A decisão do Banco Central tem como objetivo conter a inflação por meio do encarecimento do crédito e da redução da demanda na economia. No entanto, o movimento também afeta diretamente produtores rurais que contrataram financiamentos nos últimos anos para custeio de safra, aquisição de máquinas, implementos e expansão de áreas produtivas.
Selic elevada encarece crédito e pressiona produtores rurais
Com a taxa básica de juros em patamar elevado, empréstimos e financiamentos tendem a ficar mais caros. Em alguns casos, operações de crédito rural já contratadas podem sofrer reajustes, especialmente aquelas indexadas a taxas variáveis.
O aumento dos juros, apesar de contribuir para o controle inflacionário, também reduz o ritmo de investimentos no setor produtivo, já que encarece o capital e impacta diretamente a capacidade de expansão dos negócios no campo.
Nesse cenário, produtores rurais passam a avaliar alternativas como renegociação, alongamento de prazos e quitação antecipada de dívidas, dependendo das condições financeiras e da estrutura de cada operação.
Mercado privado amplia opções de crédito rural
Além das linhas oficiais, o produtor rural conta com soluções do mercado financeiro privado, que vêm ganhando espaço como alternativa ao crédito tradicional.
A ConsulttAgro, empresa especializada em captação de recursos para o agronegócio, atua com taxas a partir de 2% ao ano e prazos de até 20 anos para pagamento, voltados à aquisição de terras, maquinários e expansão produtiva.
A empresa mantém parceria com mais de 20 instituições financeiras, incluindo bancos, administradoras de crédito e fundos de investimento, com foco na estruturação de operações personalizadas para diferentes perfis de produtores.
Segundo representantes da consultoria, o processo de análise considera fatores como garantias, faturamento e necessidade do cliente, buscando adequar taxa, prazo e custo total da operação ao perfil de cada produtor rural.
Garantias e perfil do produtor definem condições de crédito
Especialistas do setor destacam que a estrutura de garantias é um dos principais fatores para a obtenção de melhores condições de financiamento.

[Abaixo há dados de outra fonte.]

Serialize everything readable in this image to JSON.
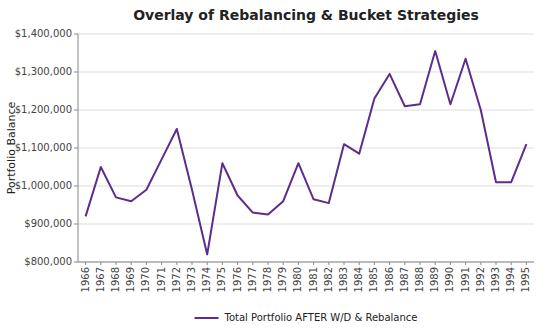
{
  "chart_data": {
    "type": "line",
    "title": "Overlay of Rebalancing & Bucket Strategies",
    "ylabel": "Portfolio Balance",
    "x": [
      1966,
      1967,
      1968,
      1969,
      1970,
      1971,
      1972,
      1973,
      1974,
      1975,
      1976,
      1977,
      1978,
      1979,
      1980,
      1981,
      1982,
      1983,
      1984,
      1985,
      1986,
      1987,
      1988,
      1989,
      1990,
      1991,
      1992,
      1993,
      1994,
      1995
    ],
    "series": [
      {
        "name": "Total Portfolio AFTER W/D & Rebalance",
        "color": "#5b2d8e",
        "values": [
          920000,
          1050000,
          970000,
          960000,
          990000,
          1070000,
          1150000,
          990000,
          820000,
          1060000,
          975000,
          930000,
          925000,
          960000,
          1060000,
          965000,
          955000,
          1110000,
          1085000,
          1230000,
          1295000,
          1210000,
          1215000,
          1355000,
          1215000,
          1335000,
          1200000,
          1010000,
          1010000,
          1110000
        ]
      }
    ],
    "xlim": [
      1965.5,
      1995.5
    ],
    "xticks": [
      1966,
      1967,
      1968,
      1969,
      1970,
      1971,
      1972,
      1973,
      1974,
      1975,
      1976,
      1977,
      1978,
      1979,
      1980,
      1981,
      1982,
      1983,
      1984,
      1985,
      1986,
      1987,
      1988,
      1989,
      1990,
      1991,
      1992,
      1993,
      1994,
      1995
    ],
    "ylim": [
      800000,
      1400000
    ],
    "yticks": [
      {
        "value": 800000,
        "label": "$800,000"
      },
      {
        "value": 900000,
        "label": "$900,000"
      },
      {
        "value": 1000000,
        "label": "$1,000,000"
      },
      {
        "value": 1100000,
        "label": "$1,100,000"
      },
      {
        "value": 1200000,
        "label": "$1,200,000"
      },
      {
        "value": 1300000,
        "label": "$1,300,000"
      },
      {
        "value": 1400000,
        "label": "$1,400,000"
      }
    ],
    "grid": true,
    "legend": "bottom"
  }
}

Dependendo da linha de crédito, podem ser exigidas garantias proporcionais ao valor financiado, variando conforme o risco da operação.
A recomendação é que o produtor apresente informações claras e organizadas desde o início da negociação, o que contribui para maior agilidade na análise e melhores condições de contratação.
Crédito rural privado cresce com demanda por alternativas
O aumento da demanda por crédito estruturado tem impulsionado empresas especializadas no setor. Em 2024, operações privadas voltadas ao agronegócio movimentaram R$ 1,6 bilhão, com valores que variam de R$ 150 mil a R$ 150 milhões por operação.
Além de aquisição de áreas rurais, essas linhas também atendem investimentos em infraestrutura, máquinas e expansão produtiva, ampliando o acesso a capital fora do sistema bancário tradicional.
Gestão financeira se torna estratégica no agronegócio
Com juros elevados e maior pressão sobre o custo do crédito, a gestão financeira ganha papel central na sustentabilidade das propriedades rurais. A escolha entre renegociar dívidas, alongar prazos ou buscar novas linhas de financiamento depende diretamente do planejamento de cada produtor.
Em um cenário de Selic elevada e crédito mais restrito, a busca por alternativas mais competitivas se torna uma estratégia essencial para manter a competitividade e garantir a continuidade dos investimentos no campo.